Hi Splunkers, currently we are managing an Enterprise Splunk environment previously managed by another company. As sadly often occurs, no documentation has been released and so we had to discover almost information about architecture by ourselves. We successfully managed many tasks related to this big problem, but few ones remain; in particular, the one for what I open this discussion.
The point is this: almost total ingested data are collected flowing to a couple of HF. This means that data flow is, typically:
Log sources -> On prem HF -> Cloud HF (on IaaS VM) -> Cloud Indexer (on IaaS VM).
With a search discovered here on community, based on internal logs, I found how to understand what Splunk component send data to another Splunk one. I mean: suppose I have
HF on prem 1 -> Hf on cloud 2
I know how to discover this analyzing the internal logs. But what about if I want to discover which HF on prem collect data sent to a specific index? Let me do an example. Suppose I have this host set:
Log sources (with NO UF installed on them)
Log source 1
Log source 2
Log source 3
On prem HF
HF on prem 1
HF on prem 2
HF on prem 3
On cloud HF (IaaS VM)
HF on Cloud 1
On cloud indexer
Indexer on cloud 1 (IaaS VM)
Indexes
index1
index2
index3
At starting point, I know only that all 3 On prem HF collect data and send them to HF on Cloud: then, data are sent to the Indexer. I don’t know which On prem HF collect data from which Log source, and in which index data are collected once they arrive on indexer; for sure, I could ask to system owner what configuration has been performed on log sources, but the idea is to discover this with a Splunk Search. Is this possible?

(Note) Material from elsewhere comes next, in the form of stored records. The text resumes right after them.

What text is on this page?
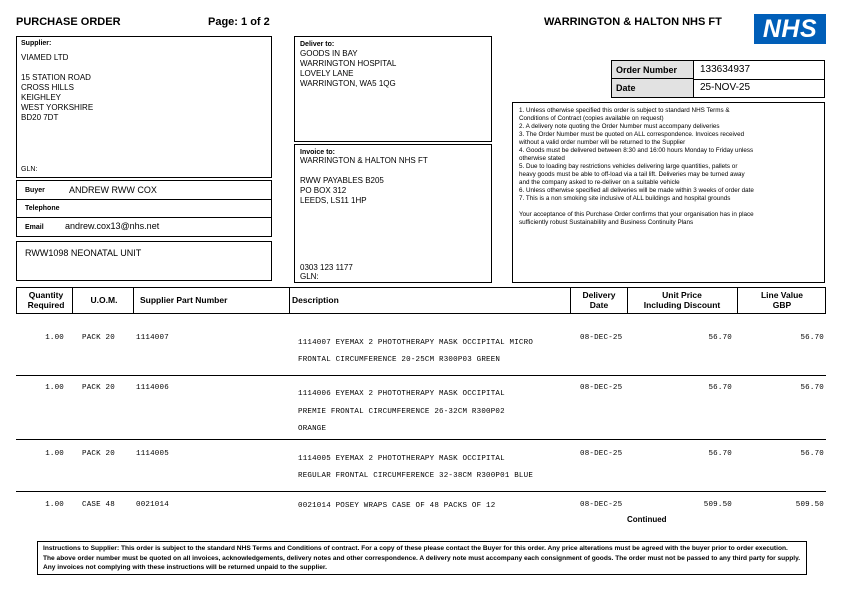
PURCHASE ORDER	Page: 1 of 2	WARRINGTON & HALTON NHS FT	NHS
Supplier:
VIAMED LTD
15 STATION ROAD
CROSS HILLS
KEIGHLEY
WEST YORKSHIRE
BD20 7DT
GLN:
Buyer	ANDREW RWW COX
Telephone
Email andrew.cox13@nhs.net
RWW1098 NEONATAL UNIT
Deliver to:
GOODS IN BAY
WARRINGTON HOSPITAL
LOVELY LANE
WARRINGTON, WA5 1QG
Invoice to:
WARRINGTON & HALTON NHS FT
RWW PAYABLES B205
PO BOX 312
LEEDS, LS11 1HP
0303 123 1177
GLN:
Order Number 133634937
Date	25-NOV-25

1. Unless otherwise specified this order is subject to standard NHS Terms &

Conditions of Contract (copies available on request)

2. A delivery note quoting the Order Number must accompany deliveries

3. The Order Number must be quoted on ALL correspondence. Invoices received

without a valid order number will be returned to the Supplier

4. Goods must be delivered between 8:30 and 16:00 hours Monday to Friday unless

otherwise stated

5. Due to loading bay restrictions vehicles delivering large quantities, pallets or

heavy goods must be able to off-load via a tail lift. Deliveries may be turned away

and the company asked to re-deliver on a suitable vehicle

6. Unless otherwise specified all deliveries will be made within 3 weeks of order date

7. This is a non smoking site inclusive of ALL buildings and hospital grounds

Your acceptance of this Purchase Order confirms that your organisation has in place

sufficiently robust Sustainability and Business Continuity Plans

Quantity
Required	U.O.M.	Supplier Part Number	Description	Delivery
Date
Unit Price
Including Discount
Line Value
GBP
1.00 PACK 20	1114007
1114007 EYEMAX 2 PHOTOTHERAPY MASK OCCIPITAL MICRO
FRONTAL CIRCUMFERENCE 20-25CM R300P03 GREEN
08-DEC-25	56.70	56.70
1.00 PACK 20	1114006
1114006 EYEMAX 2 PHOTOTHERAPY MASK OCCIPITAL
PREMIE FRONTAL CIRCUMFERENCE 26-32CM R300P02
ORANGE
08-DEC-25	56.70	56.70
1.00 PACK 20	1114005
1114005 EYEMAX 2 PHOTOTHERAPY MASK OCCIPITAL
REGULAR FRONTAL CIRCUMFERENCE 32-38CM R300P01 BLUE
08-DEC-25	56.70	56.70
1.00 CASE 48	0021014	0021014 POSEY WRAPS CASE OF 48 PACKS OF 12	08-DEC-25	509.50	509.50
Continued
Instructions to Supplier: This order is subject to the standard NHS Terms and Conditions of contract. For a copy of these please contact the Buyer for this order. Any price alterations must be agreed with the buyer prior to order execution. The above order number must be quoted on all invoices, acknowledgements, delivery notes and other correspondence. A delivery note must accompany each consignment of goods. The order must not be passed to any third party for supply. Any invoices not complying with these instructions will be returned unpaid to the supplier.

The idea is to have a search where I can specify the exact flow. For example, suppose that 1 of the above flow is:
Log source 1 -> On Prem HF 2 -> On Cloud HF -> On Cloud Indexer -> index3
I must be able to discover it.
HFs process data transparently so there's no way to track the flow of events. Many customers work around that by having the HF add a field to every event where the value of the field is the HF's name.
HFs process data transparently so there's no way to track the flow of events. Many customers work around that by having the HF add a field to every event where the value of the field is the HF's name.